Thursday, January 2, 2014

It's not you, it's me

A woman I love dearly has been having a hard time. A man whom she thought she loved has unceremoniously and in fact, meanly, dumped her. And by dumped I mean the ugly, cruel, horrible way. This man said things to her to intentionally undermine her self concept, her femininity, her attractiveness and her self-esteem. He just went after her, balls to the wall, attacked her for no reason other than a personal outpouring of his own exit-strategy hostility.

Well first of all, this was completely classless and lacked any compassion and kindness and anything I could call "having a soul." It was an extreme example of the universe showing someone to be a complete asshole. The thing I have to wonder is, why? Why do people do things like this? Why are people so fooled about each other, and if they aren't fooled and there really was some context of love and good feeling there, why does a break up give anyone this sense of free reign to attack? The whole thing was like watching this woman slam into a brick wall of pain--except she didn't do it to herself, she just trusted someone who brutalized her. It was horrible to watch and we have all been there--I certainly have.

As humans we get terribly attached to each other. In love relationships we allow our partner to define us in some way. We let them into the most intimate parts of our being. We reveal ourselves on every level, and we put it all out there for them to (hopefully) love. In the case of doing this with someone compassionate and kind, even an ending has the potential for dignity and love and basic decency. But when someone misjudges their partner as being kind and then comes to find too late in the day that they were simply being "nice" while they were involved in the chase, the potential for disaster seems imminent and horrifying.

Watching my girlfriend go through this, I remembered the times this has happened to me. It is impossible for people involved in romantic love relationships to not have a yin and yang sort of give and take whereby they impact each other. Women especially create some level of their physical and sexual and feminine selves for and based on the reaction of the men they love. Women try to look good for the men they love. Men do this too. Everyone wants to be wanted by the person they adore--and wanted in every way. Victoria's Secret makes a billion dollar industry out of this need to be not only loved but physically adored by one's romantic partner.

So, as I sat and listened to my friend tell me of the hostility and brutality of her recent breakup, I offered to her that he didn't have control over her self concept and that her beauty was not defined by him. This is one hundred percent true, except it isn't. People in love, people who are in love and intimate are in a complicated give and take where they both affirm and embrace each other, where they adore and are adored, where they allow their partner to have an impact on their emotions--and thus, they give that person an intense power. The power to "complete" them and the power to wound them too. Is it wrong? No. Can it be incredibly destructive? Oh, yes.

I have been thinking about this a lot since we met for coffee the other day. I have been thinking about how it kills me to see my dear friend in so much pain and that all my platitudes (while true) about self-concept and personal power are not the whole picture. We give that special someone power over us.
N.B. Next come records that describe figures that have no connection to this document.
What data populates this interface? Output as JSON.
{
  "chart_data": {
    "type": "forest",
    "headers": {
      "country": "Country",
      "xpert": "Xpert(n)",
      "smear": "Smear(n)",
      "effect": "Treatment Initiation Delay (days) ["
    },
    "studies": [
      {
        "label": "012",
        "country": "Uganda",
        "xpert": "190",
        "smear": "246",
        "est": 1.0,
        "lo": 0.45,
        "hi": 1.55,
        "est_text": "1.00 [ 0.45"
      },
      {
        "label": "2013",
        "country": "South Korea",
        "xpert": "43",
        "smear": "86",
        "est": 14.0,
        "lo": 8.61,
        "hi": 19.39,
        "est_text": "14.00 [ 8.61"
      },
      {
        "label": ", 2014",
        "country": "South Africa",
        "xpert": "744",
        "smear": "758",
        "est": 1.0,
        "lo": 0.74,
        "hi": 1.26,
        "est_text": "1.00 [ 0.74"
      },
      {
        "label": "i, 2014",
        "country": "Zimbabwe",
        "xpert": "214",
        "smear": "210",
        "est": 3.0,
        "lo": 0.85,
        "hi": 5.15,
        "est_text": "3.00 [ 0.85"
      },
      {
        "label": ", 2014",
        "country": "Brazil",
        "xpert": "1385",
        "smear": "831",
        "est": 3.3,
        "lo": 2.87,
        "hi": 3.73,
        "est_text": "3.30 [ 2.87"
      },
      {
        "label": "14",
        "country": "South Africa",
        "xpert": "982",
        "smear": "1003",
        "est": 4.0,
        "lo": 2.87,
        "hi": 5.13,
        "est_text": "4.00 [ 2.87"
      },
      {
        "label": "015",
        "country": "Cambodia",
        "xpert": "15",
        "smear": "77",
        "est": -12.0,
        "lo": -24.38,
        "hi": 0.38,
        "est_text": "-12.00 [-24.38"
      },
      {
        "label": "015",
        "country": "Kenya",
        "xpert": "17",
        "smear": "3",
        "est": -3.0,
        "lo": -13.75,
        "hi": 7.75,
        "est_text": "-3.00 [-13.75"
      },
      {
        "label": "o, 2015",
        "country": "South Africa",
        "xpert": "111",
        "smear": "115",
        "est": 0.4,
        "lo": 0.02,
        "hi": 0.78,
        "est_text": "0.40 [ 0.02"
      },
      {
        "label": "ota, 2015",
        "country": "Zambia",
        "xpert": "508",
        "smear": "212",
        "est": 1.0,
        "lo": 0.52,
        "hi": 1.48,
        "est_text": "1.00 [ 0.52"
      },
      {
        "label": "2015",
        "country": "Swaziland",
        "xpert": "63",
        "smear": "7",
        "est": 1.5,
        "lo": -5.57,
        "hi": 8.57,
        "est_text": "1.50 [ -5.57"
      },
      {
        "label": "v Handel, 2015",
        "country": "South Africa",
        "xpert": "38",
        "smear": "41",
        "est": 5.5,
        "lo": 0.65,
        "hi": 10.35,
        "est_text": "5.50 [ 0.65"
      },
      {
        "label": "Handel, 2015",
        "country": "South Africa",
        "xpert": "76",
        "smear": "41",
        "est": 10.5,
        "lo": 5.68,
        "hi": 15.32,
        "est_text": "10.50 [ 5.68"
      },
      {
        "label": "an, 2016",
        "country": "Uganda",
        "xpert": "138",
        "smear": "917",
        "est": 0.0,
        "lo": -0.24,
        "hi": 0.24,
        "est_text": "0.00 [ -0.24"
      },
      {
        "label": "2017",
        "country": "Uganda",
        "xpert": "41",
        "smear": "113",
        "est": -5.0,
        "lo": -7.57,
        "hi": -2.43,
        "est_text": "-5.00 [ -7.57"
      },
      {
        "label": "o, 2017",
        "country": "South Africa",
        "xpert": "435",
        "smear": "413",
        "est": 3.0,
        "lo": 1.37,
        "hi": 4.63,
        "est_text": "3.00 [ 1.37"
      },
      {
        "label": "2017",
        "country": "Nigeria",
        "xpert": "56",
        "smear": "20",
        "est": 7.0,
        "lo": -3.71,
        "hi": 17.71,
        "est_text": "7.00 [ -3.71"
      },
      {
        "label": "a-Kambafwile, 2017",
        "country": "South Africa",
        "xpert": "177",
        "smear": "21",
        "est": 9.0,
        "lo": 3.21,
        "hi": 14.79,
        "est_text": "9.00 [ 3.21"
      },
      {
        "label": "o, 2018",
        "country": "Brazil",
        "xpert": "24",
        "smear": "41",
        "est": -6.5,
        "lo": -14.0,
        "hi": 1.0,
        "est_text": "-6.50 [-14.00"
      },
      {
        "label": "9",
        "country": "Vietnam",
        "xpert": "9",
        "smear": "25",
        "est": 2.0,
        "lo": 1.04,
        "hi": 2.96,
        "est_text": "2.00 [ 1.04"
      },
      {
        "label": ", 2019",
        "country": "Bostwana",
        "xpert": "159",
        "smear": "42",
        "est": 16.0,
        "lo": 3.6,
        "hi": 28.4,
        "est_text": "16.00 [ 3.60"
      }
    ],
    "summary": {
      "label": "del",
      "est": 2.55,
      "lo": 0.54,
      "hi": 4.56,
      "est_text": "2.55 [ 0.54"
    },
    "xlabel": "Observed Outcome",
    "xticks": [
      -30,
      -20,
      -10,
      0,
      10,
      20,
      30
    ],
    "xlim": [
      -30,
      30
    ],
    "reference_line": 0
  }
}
Power when they are given the key and let inside the Secret Garden. There is always a chance that the person whom we give a key uses their power unwisely. And that is when we must as individuals take back our power.

But that doesn't mean that there isn't that one special person who will never misuse their power (and it doesn't mean that lovers can't wound each other and recover and continue to love, perhaps even more deeply). But when people say they are looking for that "one true love" I believe they are saying they are looking someone they can trust completely inside their soul. There isn't a woman on the planet who isn't moved by the Carly Simon song lyric: "Hold me in your hands like a bunch of flowers." There isn't a woman on the planet who doesn't truly hope that this is the way she feels when she finally opens her soul to another being.

Whether a love relationship or not, we all have to be careful who we let in. The emotional lines between two individuals in relationship are always drawn in pencil.

I hope with all my heart that my friend will be alright. I have seen depression and I know it is nothing to mess with, and that a good friend can't assume their dear friends are okay, no matter what. That assumption is fraught with risk. People who care for each other need to be aware of each other's emotional health and safety. We need to watch our friends to make sure they are okay, we need to be aware of the pain of our loved ones. We must never assume people survive their break ups and flourish without loving hands and hearts helping them up.

Certainly to this man I would say he has done something truly evil. Sure, most people pass it off as an angry break up, but at what point are people responsible for how they hurt those who love them, or how they hurt anyone at all? I believe at every point. Compassion and kindness are part of everything to be valued in human interaction--beginnings, the long and sometimes troubled road of day-to-day existence and yes, even endings. We must always take care of each other. No matter what.

 
The Right Thing to Do- c. Carly Simon--all rights reserved
To my friend I wish an understanding of her own preciousness. I wish that for us all.